As distribuidoras de gás canalizado Necta e Comgás, ambas sob o guarda-chuva da Compass, estão levando adiante um projeto de interligação de suas redes que permitirá conectar o enorme mercado consumidor da Grande São Paulo ao crescente parque produtor de biometano do interior paulista. Batizado de Interliga São Paulo, o projeto consiste na construção de um gasoduto de 115 quilômetros de extensão, cujas obras já estão em andamento.
A interligação permitirá, em um futuro próximo, o abastecimento do pujante mercado da Comgás pelo biometano que deverá ser produzido por um conjunto de 46 usinas sucroalcooleiras situadas na área de concessão da Necta. As usinas, as maiores entre as 135 que estão localizadas na área de influência da concessionária, teriam potencial para produzir até 6 milhões de metros cúbicos por dia, de acordo com levantamento realizado pela Necta.
A expectativa é que cerca de 3 milhões de metros cúbicos por dia possam vir a ser fornecidos para os consumidores da Comgas, afirmou o CEO da Necta, José Roberto Moreira. Ele explica que a Necta não possui mercado para absorver todo o biometano a ser produzido em sua área de atuação.
A Comgás, em contrapartida, tem uma trajetória centenária e um mercado maduro, que conta com cerca de 3 milhões de clientes que consomem atualmente 13 milhões de metros cúbicos por dia. Segundo Moreira, o biometano poderá contribuir de forma preponderante para a descarbonização de consumidores industriais no Estado.
O projeto de interligação foi submetido a aprovação na última revisão tarifária da Comgás e da Necta.
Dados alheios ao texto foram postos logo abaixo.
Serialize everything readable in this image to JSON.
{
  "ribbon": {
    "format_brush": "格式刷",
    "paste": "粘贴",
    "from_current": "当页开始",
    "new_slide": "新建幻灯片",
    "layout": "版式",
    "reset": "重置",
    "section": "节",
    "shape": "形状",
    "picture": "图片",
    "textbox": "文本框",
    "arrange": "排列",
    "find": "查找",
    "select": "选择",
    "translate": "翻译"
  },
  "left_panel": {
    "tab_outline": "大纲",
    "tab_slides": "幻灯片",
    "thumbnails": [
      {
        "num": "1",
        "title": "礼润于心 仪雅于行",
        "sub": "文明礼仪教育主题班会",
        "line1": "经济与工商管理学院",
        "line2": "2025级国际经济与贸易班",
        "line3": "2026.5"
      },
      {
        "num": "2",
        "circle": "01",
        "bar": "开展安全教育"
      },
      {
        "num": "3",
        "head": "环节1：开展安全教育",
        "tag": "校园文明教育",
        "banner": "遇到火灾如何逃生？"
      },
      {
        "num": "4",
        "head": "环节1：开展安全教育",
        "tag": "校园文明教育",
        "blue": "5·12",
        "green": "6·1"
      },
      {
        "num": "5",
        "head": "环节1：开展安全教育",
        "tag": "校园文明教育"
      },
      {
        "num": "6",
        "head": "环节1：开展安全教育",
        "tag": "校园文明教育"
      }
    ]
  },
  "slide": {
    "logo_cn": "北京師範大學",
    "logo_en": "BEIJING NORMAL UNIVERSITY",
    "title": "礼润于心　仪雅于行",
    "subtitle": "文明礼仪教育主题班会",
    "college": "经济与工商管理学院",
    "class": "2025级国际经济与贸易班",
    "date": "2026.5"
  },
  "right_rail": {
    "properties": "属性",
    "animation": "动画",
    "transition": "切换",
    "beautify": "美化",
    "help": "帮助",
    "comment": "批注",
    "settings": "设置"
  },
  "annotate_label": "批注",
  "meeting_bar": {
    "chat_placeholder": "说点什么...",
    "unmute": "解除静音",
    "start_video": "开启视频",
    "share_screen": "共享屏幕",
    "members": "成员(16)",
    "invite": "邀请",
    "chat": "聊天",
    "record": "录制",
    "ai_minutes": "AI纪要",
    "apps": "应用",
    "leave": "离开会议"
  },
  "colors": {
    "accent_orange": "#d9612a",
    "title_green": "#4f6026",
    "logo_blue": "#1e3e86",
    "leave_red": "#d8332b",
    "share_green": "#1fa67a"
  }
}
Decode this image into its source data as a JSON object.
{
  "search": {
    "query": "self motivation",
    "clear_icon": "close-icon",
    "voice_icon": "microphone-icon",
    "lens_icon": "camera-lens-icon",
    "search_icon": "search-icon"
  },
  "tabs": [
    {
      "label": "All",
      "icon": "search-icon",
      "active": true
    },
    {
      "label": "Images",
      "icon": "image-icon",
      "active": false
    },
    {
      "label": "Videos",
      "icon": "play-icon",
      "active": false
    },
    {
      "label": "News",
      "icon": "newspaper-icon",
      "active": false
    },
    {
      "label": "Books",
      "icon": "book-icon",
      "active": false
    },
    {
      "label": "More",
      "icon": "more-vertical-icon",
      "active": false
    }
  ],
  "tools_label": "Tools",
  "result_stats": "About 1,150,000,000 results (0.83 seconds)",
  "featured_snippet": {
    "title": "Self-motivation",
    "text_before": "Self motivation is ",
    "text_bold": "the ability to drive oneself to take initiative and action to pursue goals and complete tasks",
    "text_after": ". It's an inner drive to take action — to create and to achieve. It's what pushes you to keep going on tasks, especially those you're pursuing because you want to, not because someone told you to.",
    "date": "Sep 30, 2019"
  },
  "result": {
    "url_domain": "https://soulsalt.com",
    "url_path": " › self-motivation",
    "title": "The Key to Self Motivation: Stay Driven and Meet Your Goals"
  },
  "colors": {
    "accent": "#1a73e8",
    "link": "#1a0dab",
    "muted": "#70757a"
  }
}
A parte a ser construída, que compreende a instalação de cerca de 50 quilômetros de dutos, já está em andamento e deverá estar concluída até o final de 2026.
“Quem passa pela Via Anhanguera pode testemunhar o assentamento dos dutos no canteiro da rodovia”, diz ele. Já os 62 quilômetros a serem construídos pela Necta deverão estar concluídos em 2027.
Moreira afirmou que, das 46 usinas mapeadas, três já estão produzindo biometano, que está sendo distribuído pela Necta. São duas usinas da Cocal e uma da São Martinho que produzem cerca de 160 mil metros cúbicos por dia de biometano. Esse volume está abastecendo as redes da Necta em Presidente Prudente e em Ribeirão Preto.